Your router has a public IP address (that's how it can talk to Google and RaspberryPi.org). I'm going to assume your Raspberry Pi has a fixed IP address of 192.168.3.14 (to make my examples easier).
Your LAN uses a private network which is usually 192.168.0.0 to 192.168.0.255 or 192.168.1.0 to 192.168.1.255 with your router at
http://192.168.0.1 or
http://192.168.0.254 o
http://192.168.1.1 or
http://192.168.1.254.
To bridge the gap between your private network and the big wild and ugly public internets you need a process called port forwarding active on your router.
That says if a random punter from out in the internets connects to
http://198.51.100.1:80/ [dummy address] or connects to
http://www.example.co.uk:80/ your router will "port forward" that request to your Raspberry at
http://192.168.3.14:80/ and your web server will send back an index page.
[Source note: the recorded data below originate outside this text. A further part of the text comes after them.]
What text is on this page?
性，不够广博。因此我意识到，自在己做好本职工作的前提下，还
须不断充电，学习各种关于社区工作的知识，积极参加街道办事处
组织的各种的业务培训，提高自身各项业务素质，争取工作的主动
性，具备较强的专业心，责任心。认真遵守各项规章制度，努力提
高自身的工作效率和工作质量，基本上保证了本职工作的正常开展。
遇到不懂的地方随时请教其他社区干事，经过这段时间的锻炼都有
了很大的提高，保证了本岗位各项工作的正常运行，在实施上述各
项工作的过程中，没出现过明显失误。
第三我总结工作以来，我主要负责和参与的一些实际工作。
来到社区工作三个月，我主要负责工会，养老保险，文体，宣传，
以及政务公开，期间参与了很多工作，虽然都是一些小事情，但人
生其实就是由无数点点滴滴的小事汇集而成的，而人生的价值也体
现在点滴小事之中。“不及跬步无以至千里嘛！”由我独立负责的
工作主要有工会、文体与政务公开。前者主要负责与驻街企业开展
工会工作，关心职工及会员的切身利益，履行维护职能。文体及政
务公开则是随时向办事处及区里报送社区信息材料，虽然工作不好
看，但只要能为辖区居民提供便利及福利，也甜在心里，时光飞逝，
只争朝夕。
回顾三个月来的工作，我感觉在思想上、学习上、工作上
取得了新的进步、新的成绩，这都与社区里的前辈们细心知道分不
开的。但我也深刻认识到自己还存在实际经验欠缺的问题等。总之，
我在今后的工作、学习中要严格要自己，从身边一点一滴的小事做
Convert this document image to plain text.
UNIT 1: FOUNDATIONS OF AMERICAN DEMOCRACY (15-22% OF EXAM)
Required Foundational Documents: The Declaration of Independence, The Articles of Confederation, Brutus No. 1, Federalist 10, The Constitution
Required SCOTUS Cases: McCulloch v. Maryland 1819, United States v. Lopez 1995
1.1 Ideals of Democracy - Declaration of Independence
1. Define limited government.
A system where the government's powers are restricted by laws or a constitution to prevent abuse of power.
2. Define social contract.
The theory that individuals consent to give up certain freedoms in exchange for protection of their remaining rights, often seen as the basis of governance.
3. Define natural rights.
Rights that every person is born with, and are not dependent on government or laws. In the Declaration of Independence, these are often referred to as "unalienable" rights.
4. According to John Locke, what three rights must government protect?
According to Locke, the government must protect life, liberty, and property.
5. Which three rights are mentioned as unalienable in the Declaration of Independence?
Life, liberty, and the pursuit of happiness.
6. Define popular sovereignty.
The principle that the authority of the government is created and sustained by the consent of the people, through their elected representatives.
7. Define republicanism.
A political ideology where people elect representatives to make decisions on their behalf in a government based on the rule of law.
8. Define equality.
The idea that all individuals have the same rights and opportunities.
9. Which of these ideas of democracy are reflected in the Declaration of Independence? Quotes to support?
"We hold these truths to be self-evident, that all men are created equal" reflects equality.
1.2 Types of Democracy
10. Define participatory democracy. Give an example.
The first step is to look at your router's configuration pages. You can find the address for that from your Raspberry with an
ip route | grep default command.
Next step is to search google for "<myrouterbrand> port forwarding" with the right brand and model in that search. For example:
https://www.google.com/search?q=BT+Hub6+port+forwarding
You also need to discover your public IP address. Which you can get from
http://ip4.me/ that will be needed for your purchased domain.
In some parts of the internets your ISP will have your public IP address behind a carrier-grade NAT. If that is the case then you can't run a public web server from your network. That is almost guaranteed if your internet connection is through mobile phone tethering or through an "internet on legs" dongle.
Before doing ANY of this stuff make sure you've done some of the security basics at:
https://www.raspberrypi.org/documentati ... ecurity.md
because if you don't do that it's about four minutes before your Raspberry Pi WILL BE compromised by a hacking attempt.